Milady
Olivier Merlin
298 pages 1985 - France Roman
Intérêt: 0
Voilà un livre bien étrange. Il se présente comme un
roman consacré à la véritable Milady, celle qui aurait
indirectement inspiré Dumas pour Les trois
mousquetaires: Lucy Hay, comtesse de Carlisle,
dame d’honneur de la reine épouse du roi Charles Ier.
Le
problème, c’est que l’histoire de cette femme, présentée
comme une personne remarquable ayant eu une grand
influence à la cour anglaise, est traitée sur un mode
bien peu cohérent. Le livre se veut roman historique,
mais ses composantes romanesques et historiques se
mêlent très mal. Les longues descriptions des lieux ou
des événements historiques qui abondent dans le livre ne
comportent pas le moindre élément romanesque.
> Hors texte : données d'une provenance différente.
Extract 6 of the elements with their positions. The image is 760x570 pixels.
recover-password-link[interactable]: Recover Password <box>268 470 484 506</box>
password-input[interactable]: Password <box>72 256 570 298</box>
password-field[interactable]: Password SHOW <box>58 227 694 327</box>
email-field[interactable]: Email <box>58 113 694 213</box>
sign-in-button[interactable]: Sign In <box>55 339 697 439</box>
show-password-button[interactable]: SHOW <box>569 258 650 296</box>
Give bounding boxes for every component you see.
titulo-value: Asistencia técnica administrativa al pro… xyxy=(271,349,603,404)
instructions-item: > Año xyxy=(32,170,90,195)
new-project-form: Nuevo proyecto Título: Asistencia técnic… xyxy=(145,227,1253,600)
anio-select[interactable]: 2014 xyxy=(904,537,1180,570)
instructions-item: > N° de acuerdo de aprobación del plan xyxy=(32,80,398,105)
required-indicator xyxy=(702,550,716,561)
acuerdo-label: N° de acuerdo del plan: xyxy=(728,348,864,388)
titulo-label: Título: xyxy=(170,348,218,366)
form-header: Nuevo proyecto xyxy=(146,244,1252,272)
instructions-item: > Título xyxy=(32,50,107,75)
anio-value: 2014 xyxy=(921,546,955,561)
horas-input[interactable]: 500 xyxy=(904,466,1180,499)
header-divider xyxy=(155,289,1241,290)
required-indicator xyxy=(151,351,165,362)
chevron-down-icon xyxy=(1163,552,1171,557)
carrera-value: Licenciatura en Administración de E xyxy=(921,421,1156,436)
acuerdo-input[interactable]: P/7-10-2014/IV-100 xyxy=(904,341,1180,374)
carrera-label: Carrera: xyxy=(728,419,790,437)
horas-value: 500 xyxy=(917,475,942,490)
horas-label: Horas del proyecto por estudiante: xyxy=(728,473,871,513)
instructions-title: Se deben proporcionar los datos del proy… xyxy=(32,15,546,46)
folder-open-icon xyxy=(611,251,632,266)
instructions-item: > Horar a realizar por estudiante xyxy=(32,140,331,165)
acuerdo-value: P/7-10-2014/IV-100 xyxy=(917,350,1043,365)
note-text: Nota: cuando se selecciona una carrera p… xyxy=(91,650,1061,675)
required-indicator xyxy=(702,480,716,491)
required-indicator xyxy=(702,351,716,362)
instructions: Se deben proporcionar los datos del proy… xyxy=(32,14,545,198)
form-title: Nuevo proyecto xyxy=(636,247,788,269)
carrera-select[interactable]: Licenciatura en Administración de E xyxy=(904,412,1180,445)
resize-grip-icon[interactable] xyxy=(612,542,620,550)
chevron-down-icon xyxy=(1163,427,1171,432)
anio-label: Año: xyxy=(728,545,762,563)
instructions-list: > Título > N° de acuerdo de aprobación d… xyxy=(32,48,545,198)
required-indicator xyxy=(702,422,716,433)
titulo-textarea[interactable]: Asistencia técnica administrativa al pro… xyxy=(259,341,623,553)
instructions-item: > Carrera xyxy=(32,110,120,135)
Mais
l’auteur plaque de temps en temps une scène
sentimentale, comme s’il s’était souvenu qu’il était en
train d’écrire un roman…
Par ailleurs, si le livre affiche la volonté d’évoquer
la figure historique de lady Carlisle, on y voit malgré
tout apparaître d’Artagnan – qui couche même avec la
servante de Milady, même si ce n’est pas dans les mêmes
circonstances que dans Les trois mousquetaires!
- et, à plusieurs reprises, les ferrets de la reine. Si
bien que le lecteur ne sait absolument plus où il en est
et dans quelle mesure la Milady présentée ici est plus
réelle que celle de Dumas…
Extrait du chapitre 10 La bague du roi
— Parlez-moi de vous maintenant, capitaine. De quelle
région de France êtes-vous? Contez-moi vos origines.
— D'un pays lointain, au cœur de la vieille Gascogne,
Milady. Sur un coteau du Fezensac, entre l'Armagnac noir
et les Pyrénées bleues. Les Batz-Castelmore sont
implantés là depuis les croisades. La petite
gentilhom-mière de famille est passablement délabrée
aujourd'hui mais elle porte toujours fièrement nos armes
à sa poterne: écartelé aux 1 et 4 d'or à l'aigle éployée
de sable; aux 2 et 3 d'azur au château à deux tours
d'argent, maçonné de sable. Je fus baptisé Charles en la
paroisse Saint-Germain de Meymés, né de Bertrand II de
Batz et de Françoise de Montesquieu, elle-même fille du
seigneur d'Artagnan en Bigorre. Deuxième enfant d'une
lignée de ferrailleurs prêts à verser leur sang pour
leur roi...
— Je reconnais là un authentique cadet de Gascogne. Et
quand avez-vous débarqué en Angleterre, capitaine?
— Pour la première fois il y a quatre ans, Milady, comme
gentilhomme du comte d'Harcourt. C'était au lendemain de
la mort du cardinal de Richelieu, que vous avez connu,
m'a-t-on dit...
— Le Grand Cardinal, quel homme impressionnant...
— ... Et redoutable! Je servais comme jeune lieute-nant
aux gardes du roi à l'époque. Paris la nuit était un
coupe-gorge et il valait mieux ne pas sortir du Louvre
sans escorte. Le défunt Cardinal ne protégeait que ses
propres mousquetaires.
— Et vous revîntes récemment?... Pardonnez cet
interrogatoire, dû simplement à l'intérêt que je porte à
mes amis français.
— Il y a deux mois, Milady, cette fois d'ordre du
cardinal Mazarin afin d'accompagner, et au besoin de
protéger, M. de Montreuil dans ses missions
écossaises... L'assistance d'un obscur secrétaire doublé
d'une bonne lame n'est jamais à négliger de par vos
routes du Nord!
— Qui est ce M. de Montreuil? D'une érudition, d'une
culture apparemment encyclopédiques, fort élégant dans
sa mise et ses manières, mais on ne lit pas en lui comme
sur la figure d'un brave comme vous...
D'Artagnan redressa non sans fatuité sa moustache en
crocs. De fait, malgré sa mine basanée et la grande
cicatrice blême qui entaillait sa joue, l'expression de
ces yeux verts, franche comme l'or, ne pouvait tromper
son monde — c'était bien là visage héroïque.